All cancer expert Professor Vikash Sewram wants to do is to minimise the devastating cost to human life, to give people hope and to put a smile on their faces.
And that is why he is taking up the top job at the newly established African Cancer Institute (ACI), which will conduct high-level research to improve prevention, diagnosis and management of cancer in Africa.
It is the first of its kind in South Africa and was launched recently.
Sewram is based in Durban at the Department of General Surgery, the Nelson Mandela School of Medicine, the University of KZN, and he is also on the Medical Research Council. But he will move to Stellenbosch University’s Faculty of Medicine and Health Sciences to embark on the next phase of his journey “to do more”.
He aims to “step up action against cancer and mobilise our resources like I have never been able to do before”.
The ACI will look at what is needed to curb the rising epidemic of cancer, which could be a “huge tsunami” by 2030.
“Cancer has a human face and it is never one of happiness, but one of sadness,” Sewram said.
“Mention the word cancer and people think it is a death sentence. But there is hope for patients and support for their families.
“The treatment is now more effective and people are living longer,” said Sewram, who is also chairman of the Ministerial Advisory Committee on Cancer Prevention and Control, Director of the Oncology Research Unit and Director of the Cancer Research Initiative of South Africa.
The idea of the ACI is to bring together the best minds and streamline research and to bring everything under one umbrella, he explained.
“By pooling our resources and not working in silos, we can do more. There are certain areas of research that we don’t know all the answers to and we need to explore those.”

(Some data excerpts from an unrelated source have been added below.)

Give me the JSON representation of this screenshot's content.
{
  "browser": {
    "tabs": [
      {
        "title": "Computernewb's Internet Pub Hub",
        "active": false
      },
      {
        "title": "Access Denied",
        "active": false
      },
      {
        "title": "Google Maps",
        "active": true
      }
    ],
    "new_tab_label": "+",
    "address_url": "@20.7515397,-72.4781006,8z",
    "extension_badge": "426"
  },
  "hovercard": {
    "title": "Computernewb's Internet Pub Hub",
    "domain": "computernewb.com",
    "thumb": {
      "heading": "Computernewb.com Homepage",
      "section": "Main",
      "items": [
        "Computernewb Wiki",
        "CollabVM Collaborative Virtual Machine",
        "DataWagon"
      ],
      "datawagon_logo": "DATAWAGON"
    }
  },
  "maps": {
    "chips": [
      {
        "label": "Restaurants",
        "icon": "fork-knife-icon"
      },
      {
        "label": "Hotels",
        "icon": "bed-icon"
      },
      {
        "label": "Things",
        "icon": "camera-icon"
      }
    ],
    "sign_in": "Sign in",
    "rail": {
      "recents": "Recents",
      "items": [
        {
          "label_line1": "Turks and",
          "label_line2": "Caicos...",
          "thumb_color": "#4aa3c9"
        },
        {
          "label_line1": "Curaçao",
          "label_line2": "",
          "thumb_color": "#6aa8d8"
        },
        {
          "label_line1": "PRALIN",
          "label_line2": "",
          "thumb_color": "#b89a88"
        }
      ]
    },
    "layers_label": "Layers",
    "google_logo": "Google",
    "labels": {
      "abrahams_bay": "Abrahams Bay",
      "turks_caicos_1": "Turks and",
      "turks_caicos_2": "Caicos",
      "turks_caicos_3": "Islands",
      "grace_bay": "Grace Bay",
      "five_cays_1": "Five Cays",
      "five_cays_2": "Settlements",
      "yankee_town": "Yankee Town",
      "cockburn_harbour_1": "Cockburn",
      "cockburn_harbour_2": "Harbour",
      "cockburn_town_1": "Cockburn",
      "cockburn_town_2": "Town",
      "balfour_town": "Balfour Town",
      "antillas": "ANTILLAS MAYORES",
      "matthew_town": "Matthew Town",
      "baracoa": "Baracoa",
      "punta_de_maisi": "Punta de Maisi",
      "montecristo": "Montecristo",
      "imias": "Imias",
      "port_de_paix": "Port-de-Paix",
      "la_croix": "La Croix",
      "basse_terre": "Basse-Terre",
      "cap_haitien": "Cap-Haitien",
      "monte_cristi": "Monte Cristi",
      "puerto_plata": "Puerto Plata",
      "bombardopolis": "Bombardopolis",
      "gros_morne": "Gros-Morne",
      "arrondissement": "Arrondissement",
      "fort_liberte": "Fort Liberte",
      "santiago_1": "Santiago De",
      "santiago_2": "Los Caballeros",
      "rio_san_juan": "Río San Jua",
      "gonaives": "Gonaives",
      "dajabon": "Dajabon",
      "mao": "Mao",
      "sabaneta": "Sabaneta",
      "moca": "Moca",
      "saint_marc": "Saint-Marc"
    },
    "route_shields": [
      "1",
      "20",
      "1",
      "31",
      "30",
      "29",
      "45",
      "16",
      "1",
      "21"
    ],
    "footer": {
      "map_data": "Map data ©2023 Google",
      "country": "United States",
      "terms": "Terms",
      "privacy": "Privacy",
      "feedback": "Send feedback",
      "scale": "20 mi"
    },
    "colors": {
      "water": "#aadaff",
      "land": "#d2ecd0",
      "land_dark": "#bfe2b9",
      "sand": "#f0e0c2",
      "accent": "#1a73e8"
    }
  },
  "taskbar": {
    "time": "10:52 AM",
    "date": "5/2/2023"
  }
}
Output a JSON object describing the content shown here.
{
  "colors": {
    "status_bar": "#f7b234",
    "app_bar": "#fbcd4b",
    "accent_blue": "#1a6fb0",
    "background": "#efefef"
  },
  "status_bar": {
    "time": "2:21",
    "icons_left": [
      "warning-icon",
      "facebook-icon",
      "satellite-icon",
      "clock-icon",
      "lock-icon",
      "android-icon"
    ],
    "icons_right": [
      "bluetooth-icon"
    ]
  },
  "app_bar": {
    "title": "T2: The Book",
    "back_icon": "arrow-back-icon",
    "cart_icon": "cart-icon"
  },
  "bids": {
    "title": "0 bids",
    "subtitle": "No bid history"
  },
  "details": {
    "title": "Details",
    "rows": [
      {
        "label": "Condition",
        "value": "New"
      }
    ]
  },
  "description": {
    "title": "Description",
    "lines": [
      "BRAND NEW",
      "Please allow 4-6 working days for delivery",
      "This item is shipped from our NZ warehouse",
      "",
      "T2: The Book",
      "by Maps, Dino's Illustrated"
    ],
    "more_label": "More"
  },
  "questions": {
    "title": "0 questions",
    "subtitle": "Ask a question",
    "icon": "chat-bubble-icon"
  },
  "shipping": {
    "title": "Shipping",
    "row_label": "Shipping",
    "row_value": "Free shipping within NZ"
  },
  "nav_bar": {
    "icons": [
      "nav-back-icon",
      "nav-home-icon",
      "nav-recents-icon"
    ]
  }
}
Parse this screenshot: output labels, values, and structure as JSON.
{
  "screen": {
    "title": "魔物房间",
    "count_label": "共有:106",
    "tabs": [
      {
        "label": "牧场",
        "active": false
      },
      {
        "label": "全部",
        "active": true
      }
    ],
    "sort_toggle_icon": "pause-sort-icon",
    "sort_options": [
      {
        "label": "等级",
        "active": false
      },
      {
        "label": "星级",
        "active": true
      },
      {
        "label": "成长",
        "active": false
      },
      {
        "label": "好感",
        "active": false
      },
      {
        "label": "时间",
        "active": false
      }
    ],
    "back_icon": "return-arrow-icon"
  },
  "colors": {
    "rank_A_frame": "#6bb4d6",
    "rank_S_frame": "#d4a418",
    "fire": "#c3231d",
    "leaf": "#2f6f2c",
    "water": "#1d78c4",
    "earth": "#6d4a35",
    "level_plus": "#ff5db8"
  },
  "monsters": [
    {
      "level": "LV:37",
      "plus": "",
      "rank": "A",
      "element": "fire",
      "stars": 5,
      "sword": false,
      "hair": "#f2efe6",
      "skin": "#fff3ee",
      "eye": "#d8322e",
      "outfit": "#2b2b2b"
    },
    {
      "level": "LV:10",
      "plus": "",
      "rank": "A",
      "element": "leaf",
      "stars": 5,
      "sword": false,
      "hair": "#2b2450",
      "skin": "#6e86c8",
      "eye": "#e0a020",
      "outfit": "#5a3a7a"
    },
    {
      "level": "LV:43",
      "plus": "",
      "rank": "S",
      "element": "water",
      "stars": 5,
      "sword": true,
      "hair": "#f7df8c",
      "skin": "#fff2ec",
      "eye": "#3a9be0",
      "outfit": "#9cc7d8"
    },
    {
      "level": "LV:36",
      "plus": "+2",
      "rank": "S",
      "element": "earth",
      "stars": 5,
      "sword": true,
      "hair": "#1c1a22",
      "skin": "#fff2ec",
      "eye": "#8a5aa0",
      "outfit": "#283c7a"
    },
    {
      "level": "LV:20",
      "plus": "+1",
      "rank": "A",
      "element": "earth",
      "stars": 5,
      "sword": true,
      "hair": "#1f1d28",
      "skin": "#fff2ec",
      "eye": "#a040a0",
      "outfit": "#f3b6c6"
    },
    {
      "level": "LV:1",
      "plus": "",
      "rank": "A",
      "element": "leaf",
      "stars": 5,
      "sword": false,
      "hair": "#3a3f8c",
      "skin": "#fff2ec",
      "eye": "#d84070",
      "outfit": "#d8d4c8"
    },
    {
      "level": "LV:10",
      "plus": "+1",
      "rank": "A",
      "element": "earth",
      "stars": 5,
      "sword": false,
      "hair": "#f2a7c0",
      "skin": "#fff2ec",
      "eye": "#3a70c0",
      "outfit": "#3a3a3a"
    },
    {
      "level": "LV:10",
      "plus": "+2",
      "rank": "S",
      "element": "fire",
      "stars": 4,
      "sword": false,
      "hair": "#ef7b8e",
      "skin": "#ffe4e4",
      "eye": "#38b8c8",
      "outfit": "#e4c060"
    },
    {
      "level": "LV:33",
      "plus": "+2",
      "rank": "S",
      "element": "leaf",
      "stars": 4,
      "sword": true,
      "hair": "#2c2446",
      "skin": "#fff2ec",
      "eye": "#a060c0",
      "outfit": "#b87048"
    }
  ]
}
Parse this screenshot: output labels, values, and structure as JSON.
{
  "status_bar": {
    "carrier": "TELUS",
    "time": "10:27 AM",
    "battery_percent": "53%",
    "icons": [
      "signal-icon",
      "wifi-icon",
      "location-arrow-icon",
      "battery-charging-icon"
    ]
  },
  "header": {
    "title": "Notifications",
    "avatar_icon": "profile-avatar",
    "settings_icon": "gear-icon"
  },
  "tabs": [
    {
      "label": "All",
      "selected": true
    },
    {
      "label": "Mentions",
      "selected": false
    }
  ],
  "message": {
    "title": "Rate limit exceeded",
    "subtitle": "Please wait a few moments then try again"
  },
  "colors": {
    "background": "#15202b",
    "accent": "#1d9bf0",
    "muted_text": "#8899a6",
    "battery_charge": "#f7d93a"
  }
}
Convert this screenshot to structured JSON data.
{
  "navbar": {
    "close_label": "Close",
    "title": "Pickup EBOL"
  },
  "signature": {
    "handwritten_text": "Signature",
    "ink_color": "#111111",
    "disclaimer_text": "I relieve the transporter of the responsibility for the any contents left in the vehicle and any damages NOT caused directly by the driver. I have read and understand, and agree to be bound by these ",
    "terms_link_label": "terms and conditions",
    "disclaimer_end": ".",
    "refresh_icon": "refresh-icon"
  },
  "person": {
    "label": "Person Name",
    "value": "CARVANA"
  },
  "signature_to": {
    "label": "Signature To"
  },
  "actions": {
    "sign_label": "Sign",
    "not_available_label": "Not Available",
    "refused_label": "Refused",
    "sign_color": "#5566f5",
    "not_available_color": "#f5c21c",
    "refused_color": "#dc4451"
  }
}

The aim of the ACI is to be a champion for combating cancer in Africa; to become an internationally recognised comprehensive cancer research centre, conducting and co-ordinating multidisciplinary research relevant to the continent. Research will span prevention, screening, early detection, diagnosis, treatment and palliative care.
Its focus will include developing cost-effective and readily available diagnostic and prognostic technologies, discovering new therapies, enhancing current ones, improving risk profiling and increasing the technical skills of scientists, clinicians and other health-care professionals.
“There is a shortage of oncologists in the country and most are in the private sector. We have got to get a larger pool,” Sewram said.
The ACI has signed a memorandum of understanding with the prestigious University of Texas MD Anderson Cancer Centre – the world’s best cancer centre – which will result in joint initiatives.
Sewram predicts the ACI “will become a beacon of hope” in the fight against cancer.